Mid and low-temperature solar–coal hybridization mechanism and validation

Abstract

A higher solar-to-electricity conversion efficiency was one of the major advantages of the solar-fossil hybrid systems, compared to the solar-only power plants. In this paper, a new mechanism to reveal the reasons for the improved solar-to-electricity efficiency in a solar-hybrid power plant was given. A correlation was built to describe the main influencing factors of its thermodynamic performances, including higher collector efficiency, higher turbine internal efficiency and upgraded energy level of the mid and low-temperature solar heat. This proposed mechanism can be used to integrate solar–coal hybridization system effectively. A case study was taken as the typical 200 MW coal-fired power plant hybridized with solar heat at approximately 300 °C, where the solar heat was used to preheat the feed water before entering the boiler.
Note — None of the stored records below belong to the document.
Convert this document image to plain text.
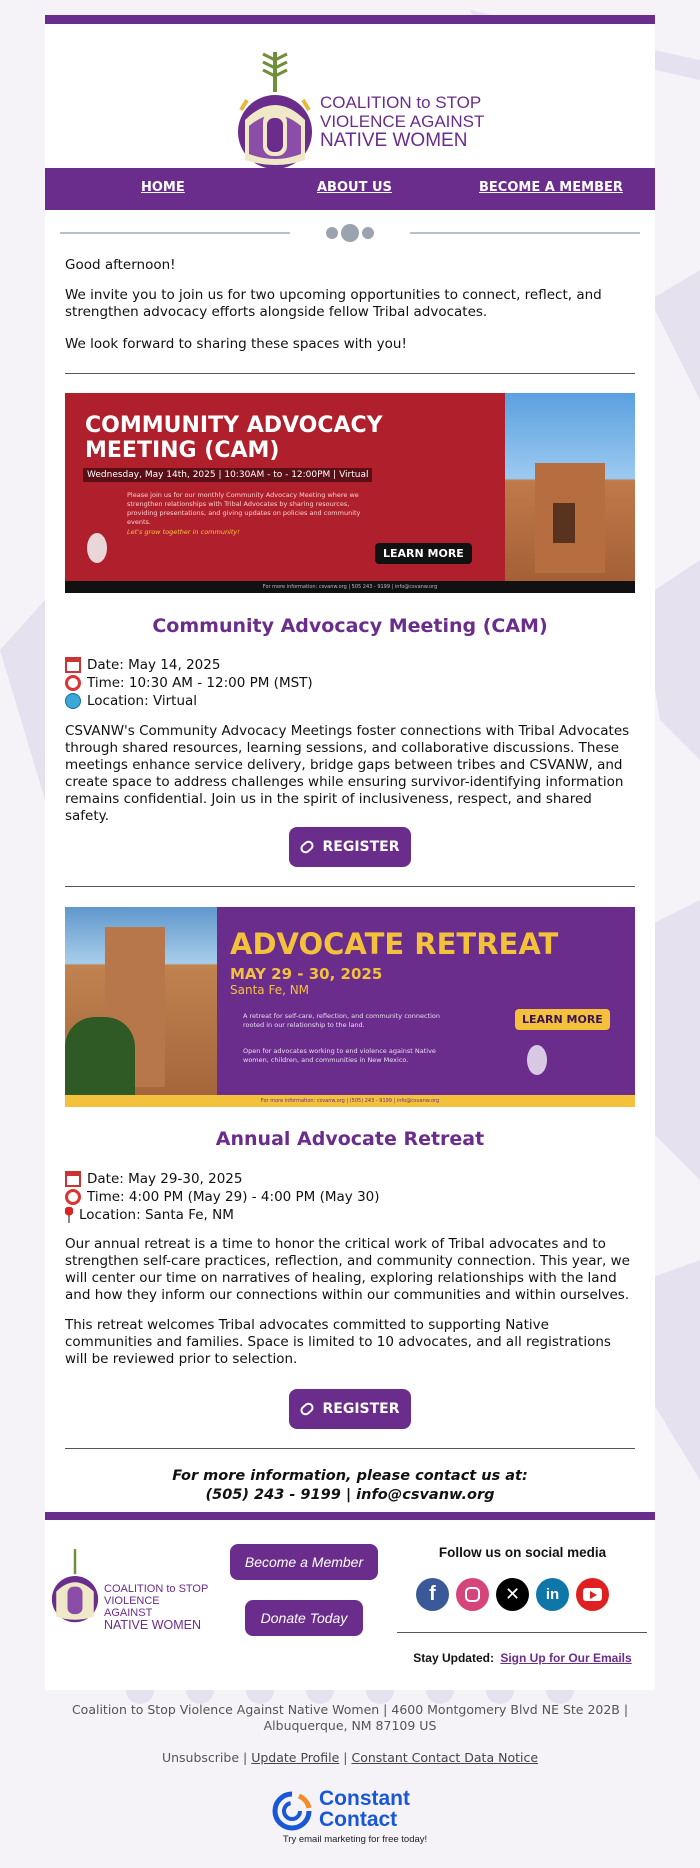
COALITION to STOP
VIOLENCE AGAINST
NATIVE WOMEN
HOME	ABOUT US	BECOME A MEMBER
Good afternoon!
We invite you to join us for two upcoming opportunities to connect, reflect, and strengthen advocacy efforts alongside fellow Tribal advocates.
We look forward to sharing these spaces with you!
COMMUNITY ADVOCACY
MEETING (CAM)
Wednesday, May 14th, 2025 | 10:30AM - to - 12:00PM | Virtual
Please join us for our monthly Community Advocacy Meeting where we strengthen relationships with Tribal Advocates by sharing resources, providing presentations, and giving updates on policies and community events.
Let's grow together in community!
LEARN MORE
For more information: csvanw.org | 505 243 - 9199 | info@csvanw.org
Community Advocacy Meeting (CAM)
Date: May 14, 2025
Time: 10:30 AM - 12:00 PM (MST)
Location: Virtual
CSVANW's Community Advocacy Meetings foster connections with Tribal Advocates through shared resources, learning sessions, and collaborative discussions. These meetings enhance service delivery, bridge gaps between tribes and CSVANW, and create space to address challenges while ensuring survivor-identifying information remains confidential. Join us in the spirit of inclusiveness, respect, and shared safety.
REGISTER
ADVOCATE RETREAT
MAY 29 - 30, 2025
Santa Fe, NM
A retreat for self-care, reflection, and community connection rooted in our relationship to the land.
Open for advocates working to end violence against Native women, children, and communities in New Mexico.
LEARN MORE
For more information: csvanw.org | (505) 243 - 9199 | info@csvanw.org
Annual Advocate Retreat
Date: May 29-30, 2025
Time: 4:00 PM (May 29) - 4:00 PM (May 30)
Location: Santa Fe, NM
Our annual retreat is a time to honor the critical work of Tribal advocates and to strengthen self-care practices, reflection, and community connection. This year, we will center our time on narratives of healing, exploring relationships with the land and how they inform our connections within our communities and within ourselves.
This retreat welcomes Tribal advocates committed to supporting Native communities and families. Space is limited to 10 advocates, and all registrations will be reviewed prior to selection.
REGISTER
For more information, please contact us at:
(505) 243 - 9199 | info@csvanw.org
COALITION to STOP
VIOLENCE AGAINST
NATIVE WOMEN
Become a Member
Donate Today
Follow us on social media
f	✕	in
Stay Updated: Sign Up for Our Emails
Coalition to Stop Violence Against Native Women | 4600 Montgomery Blvd NE Ste 202B | Albuquerque, NM 87109 US
Unsubscribe | Update Profile | Constant Contact Data Notice
Constant
Contact
Try email marketing for free today!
Furthermore, simulation results of this mid and low-temperature solar-hybridization system was conducted to prove the proposed mechanism. It is expected that the theoretical values have a good agreement with the simulation ones. The results obtained indicate that why development of mid and low-temperature solar–coal hybridization technology may provide a promising direction to efficient utilization of low-grade solar thermal energy, and provide the direction to enhance system performances of this kind of solar–coal hybrid power plants.